LA COMUNITA’ DEGLI INSTANCABILI – Domenica 15 Luglio 2012

+ Dal Vangelo secondo Marco(Mc 6,7-13) 

In quel tempo, Gesù chiamò a sé i Dodici e prese a mandarli a due a due e dava loro potere sugli spiriti impuri. E ordinò loro di non prendere per il viaggio nient’altro che un bastone: né pane, né sacca, né denaro nella cintura; ma di calzare sandali e di non portare due tuniche. 
E diceva loro: «Dovunque entriate in una casa, rimanetevi finché non sarete partiti di lì. Se in qualche luogo non vi accogliessero e non vi ascoltassero, andatevene e scuotete la polvere sotto i vostri piedi come testimonianza per loro». 
Ed essi, partiti, proclamarono che la gente si convertisse, scacciavano molti demòni, ungevano con olio molti infermi e li guarivano.

 

         LA COMUNITA’ DEGLI INSTANCABILI

Gesù invia i Dodici a due a due a compiere l’opera di evangelizzazione nel mondo. Per i primi discepoli era terminato il tempo di stare dietro le quinte del Maestro ed era cominciato il tempo di compiere in prima persona l’opera di portare l’annuncio di città in città.

Bastone, sandali e tunica: solo questo era l’occorrente per svolgere questo compito così importante. Non era per loro richiesto né approvvigionamento materiale né denaro da intascare.

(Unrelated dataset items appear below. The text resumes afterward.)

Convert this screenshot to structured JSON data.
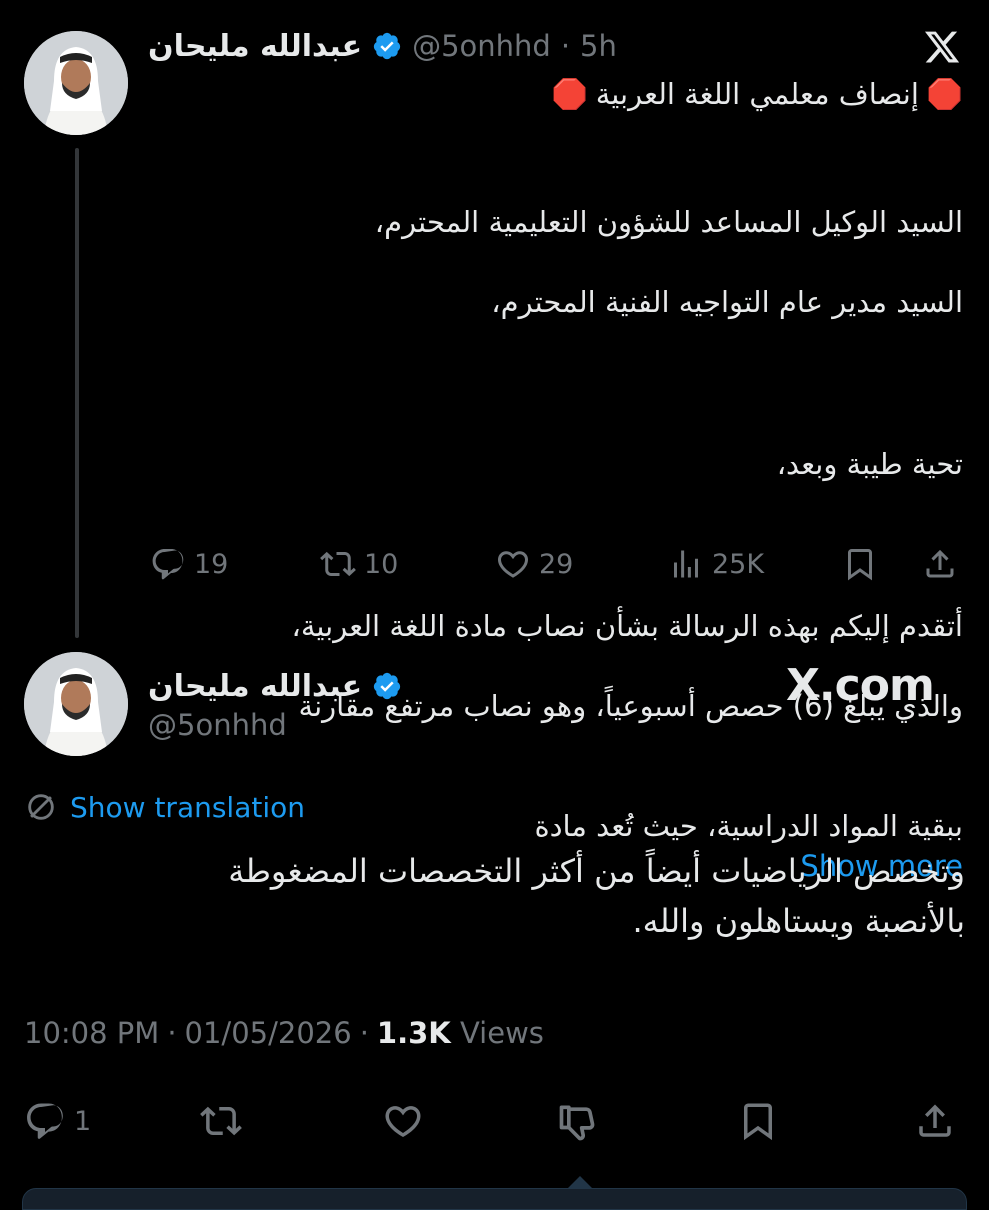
{
  "tweet1": {
    "name": "عبدالله مليحان",
    "handle": "@5onhhd",
    "separator": "·",
    "time": "5h",
    "title": "إنصاف معلمي اللغة العربية",
    "stop_emoji": "🛑",
    "body_lines": [
      "السيد الوكيل المساعد للشؤون التعليمية المحترم،",
      "السيد مدير عام التواجيه الفنية المحترم،",
      "",
      "تحية طيبة وبعد،",
      "",
      "أتقدم إليكم بهذه الرسالة بشأن نصاب مادة اللغة العربية،",
      "والذي يبلغ (6) حصص أسبوعياً، وهو نصاب مرتفع مقارنة"
    ],
    "last_line": "ببقية المواد الدراسية، حيث تُعد مادة",
    "show_more": "Show more",
    "actions": {
      "replies": "19",
      "reposts": "10",
      "likes": "29",
      "views": "25K"
    }
  },
  "tweet2": {
    "name": "عبدالله مليحان",
    "handle": "@5onhhd",
    "watermark": "X.com",
    "show_translation": "Show translation",
    "body_lines": [
      "وتخصص الرياضيات أيضاً من أكثر التخصصات المضغوطة",
      "بالأنصبة ويستاهلون والله."
    ],
    "meta": {
      "time": "10:08 PM",
      "date": "01/05/2026",
      "views_count": "1.3K",
      "views_label": "Views",
      "dot": "·"
    },
    "actions": {
      "replies": "1"
    }
  },
  "colors": {
    "accent": "#1d9bf0",
    "muted": "#71767b",
    "text": "#e7e9ea",
    "line": "#333639"
  },
  "icons": [
    "x-logo-icon",
    "verified-icon",
    "reply-icon",
    "repost-icon",
    "like-icon",
    "views-icon",
    "bookmark-icon",
    "share-icon",
    "translate-icon",
    "dislike-icon"
  ]
}
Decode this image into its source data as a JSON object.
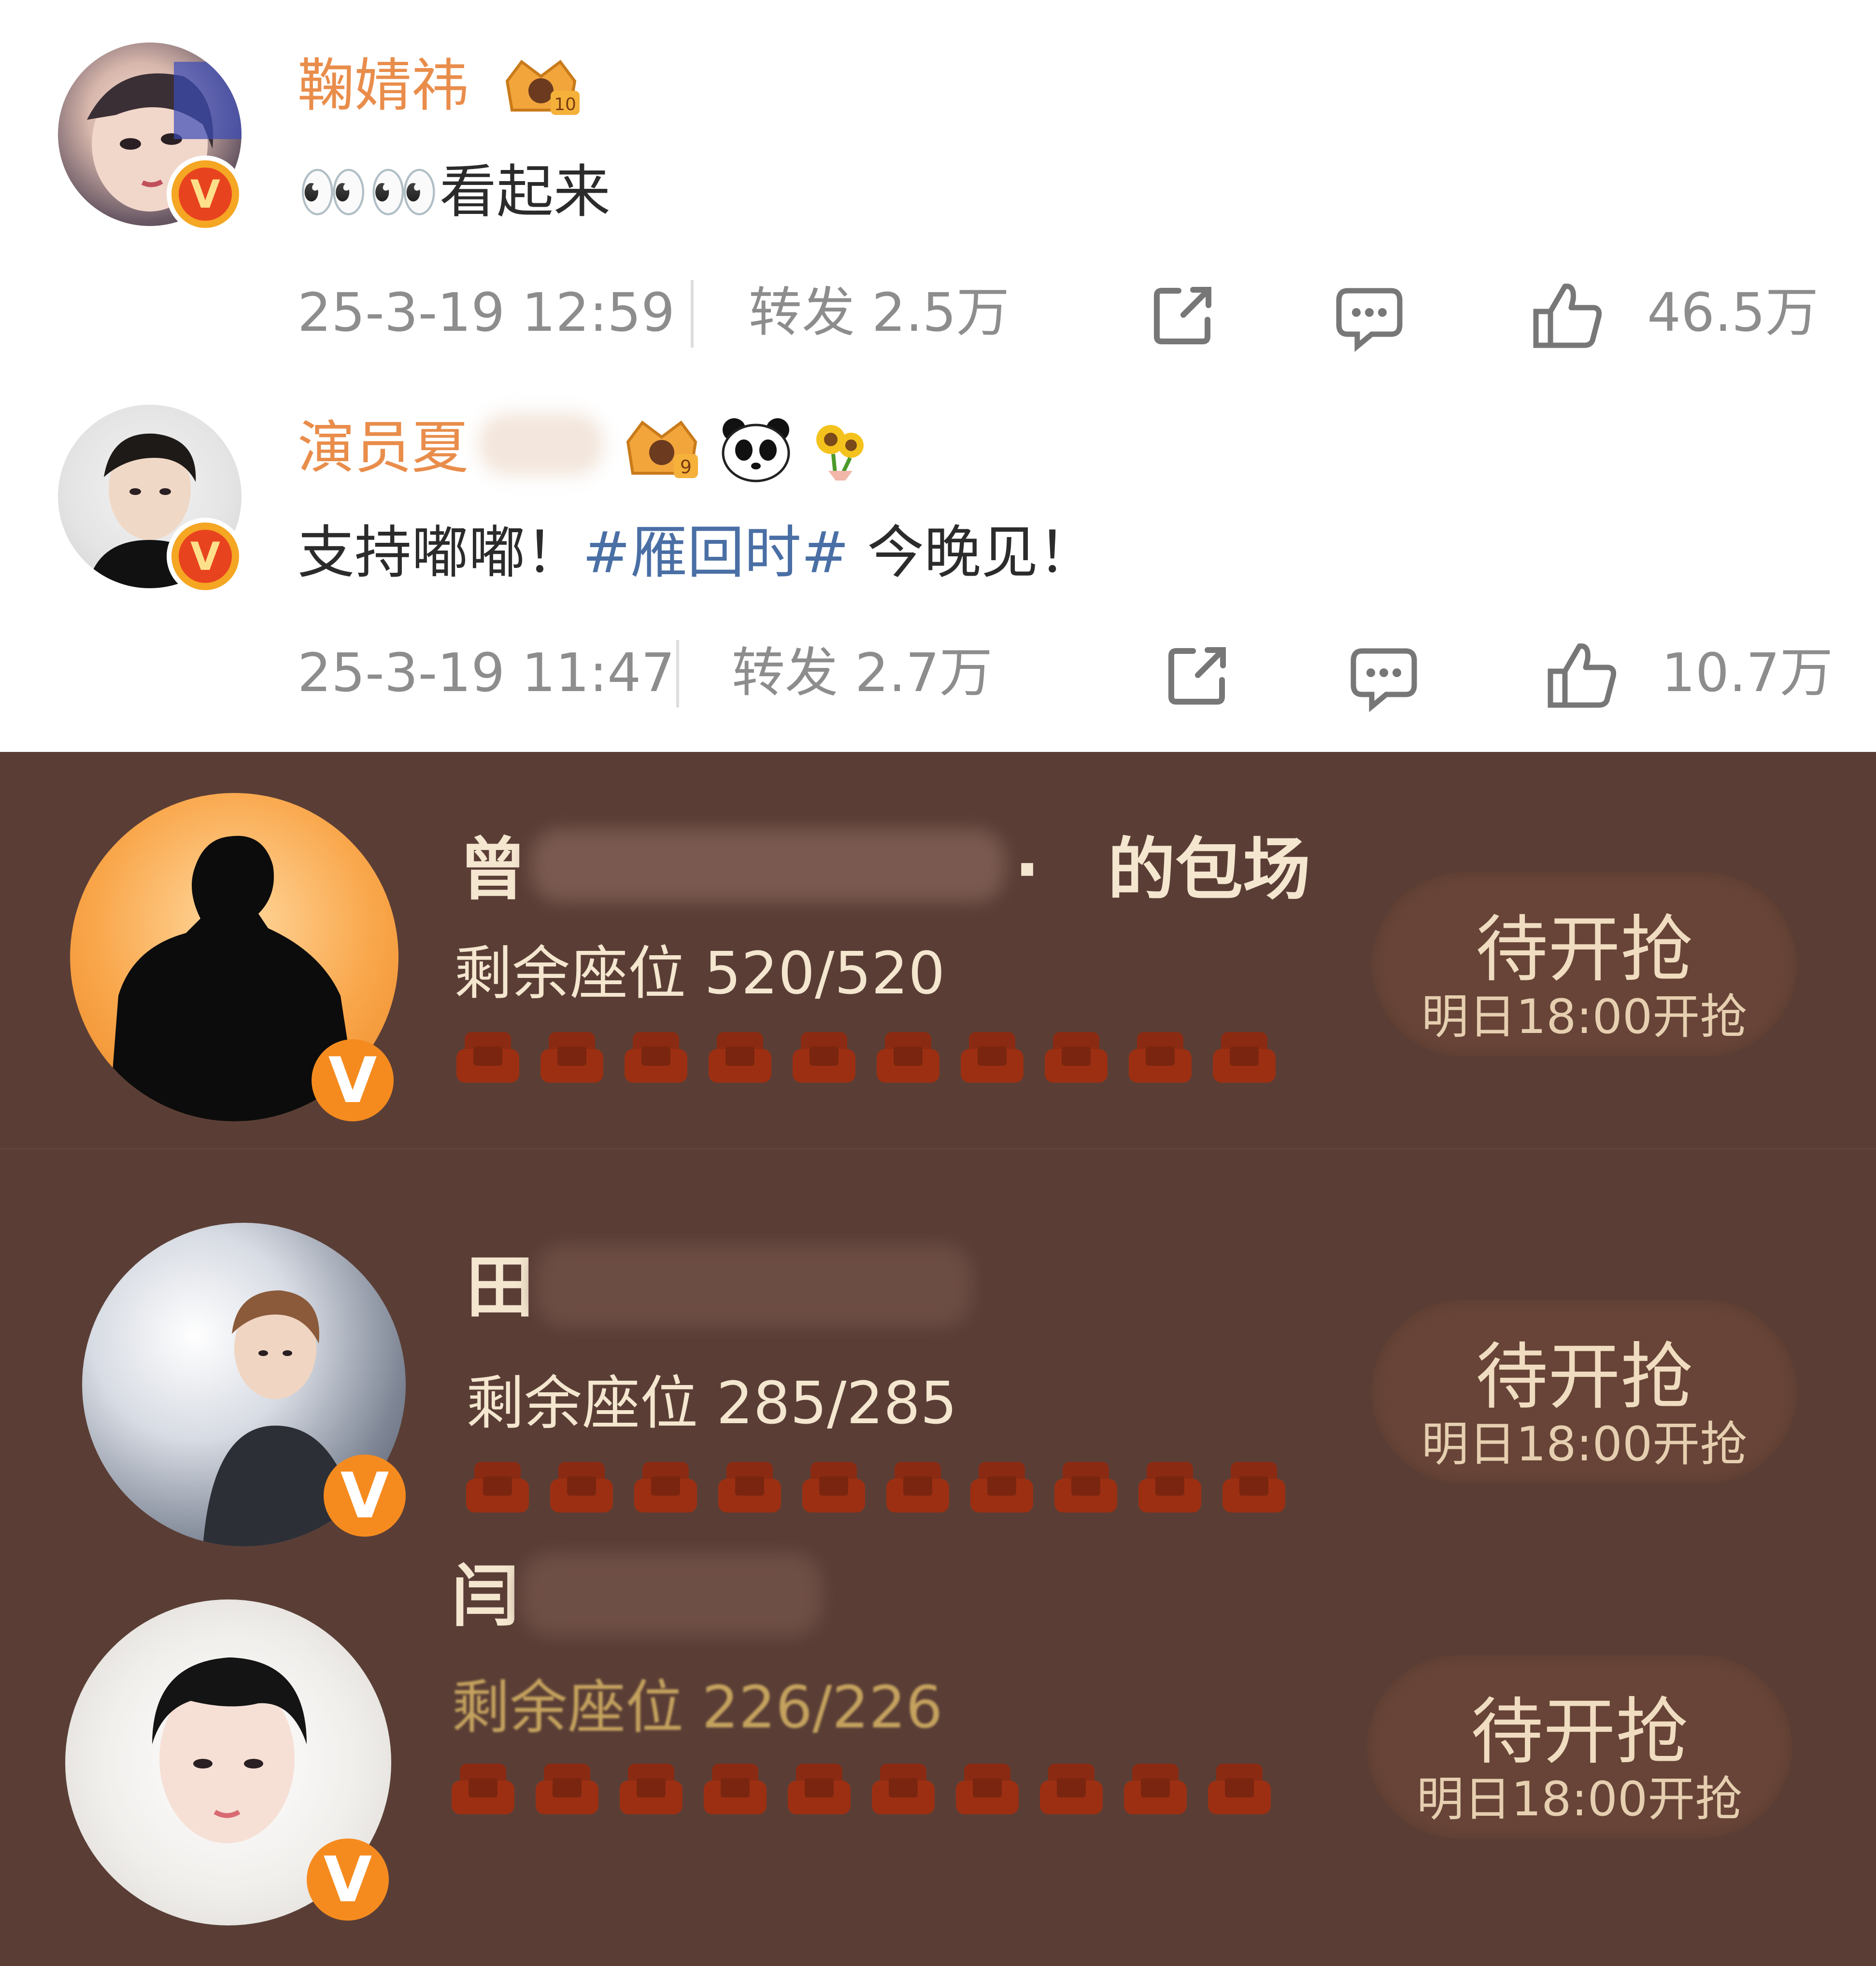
{
  "comments": [
    {
      "username": "鞠婧祎",
      "text": "👀👀看起来",
      "time": "25-3-19 12:59",
      "repost": "转发 2.5万",
      "likes": "46.5万"
    },
    {
      "username": "演员夏",
      "text_prefix": "支持嘟嘟！",
      "hashtag": "#雁回时#",
      "text_suffix": " 今晚见！",
      "time": "25-3-19 11:47",
      "repost": "转发 2.7万",
      "likes": "10.7万"
    }
  ],
  "sessions": [
    {
      "name_prefix": "曾",
      "name_suffix": "·　的包场",
      "seats": "剩余座位 520/520",
      "button_main": "待开抢",
      "button_sub": "明日18:00开抢"
    },
    {
      "name_prefix": "田",
      "name_suffix": "",
      "seats": "剩余座位 285/285",
      "button_main": "待开抢",
      "button_sub": "明日18:00开抢"
    },
    {
      "name_prefix": "闫",
      "name_suffix": "",
      "seats": "剩余座位 226/226",
      "button_main": "待开抢",
      "button_sub": "明日18:00开抢"
    }
  ],
  "icons": {
    "share": "share-icon",
    "comment": "comment-icon",
    "like": "like-icon",
    "verified": "verified-v-icon",
    "crown": "crown-badge-icon",
    "panda": "panda-icon",
    "sunflower": "sunflower-icon",
    "seat": "seat-icon"
  },
  "colors": {
    "username": "#e98d4b",
    "hashtag": "#4a6fa5",
    "meta": "#8d8d8d",
    "session_bg": "#5a3e36",
    "session_text": "#f4e6cf",
    "seat": "#8a2a12",
    "verified_orange": "#f58b1f"
  }
}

Stava nascendo così quella che sarebbe stata la comunità del futuro. Una comunità semplice e povera che doveva avere il compito di convertire al Vangelo, preoccupata di depennare il male e di non dimenticare chi viveva l’esperienza della sofferenza.

La comunità ecclesiale di oggi non può non fare riferimento a quanto Gesù proponeva ai suoi discepoli per iniziare e continuare la sua opera evangelizzativa. Le difficoltà della trasmissione evangelica derivano dal restare ancora statici nel trasmettere la lieta notizia di un Gesù attento a ridonare fiducia e amore all’uomo.

E’ necessario il passaggio dalla chiesa della staticità alla comunità della dinamicità. Una comunità che cammina e che diventa credibile con i mezzi semplici e poveri. Se usciremo dalla logica dello sfarzo e se ci preoccuperemo dei poveri le abitazioni dei più lontani, si spalancheranno; se romperemo con la logica dell’accumulo e porremo al centro dei nostri sforzi i giovani e i ragazzi, rinasceranno anche i luoghi più trascurati di oggi; se non dimenticheremo gli ammalati, i carcerati e tutte le categorie dei meno fortunati, le nostre chiese saranno case sempre aperte e non semplici luoghi architettonici da ammirare.

La comunità che cammina con un solo paio di sandali non è quella della stanchezza che si rifugia nella ristrettezza e che piange su se stessa. E’ la comunità che instancabilmente prosegue verso altri luoghi e che non si pone mai dietro i paraventi dalle mille scuse per cercarsi un alibi alla propria pigrizia.

Il cammino alla fine è semplicemente un punto di partenza in cui passare il testimone affinché altri continuino senza lasciarsi tentare di accomodarsi e impoltronirsi su quanto è stato fatto.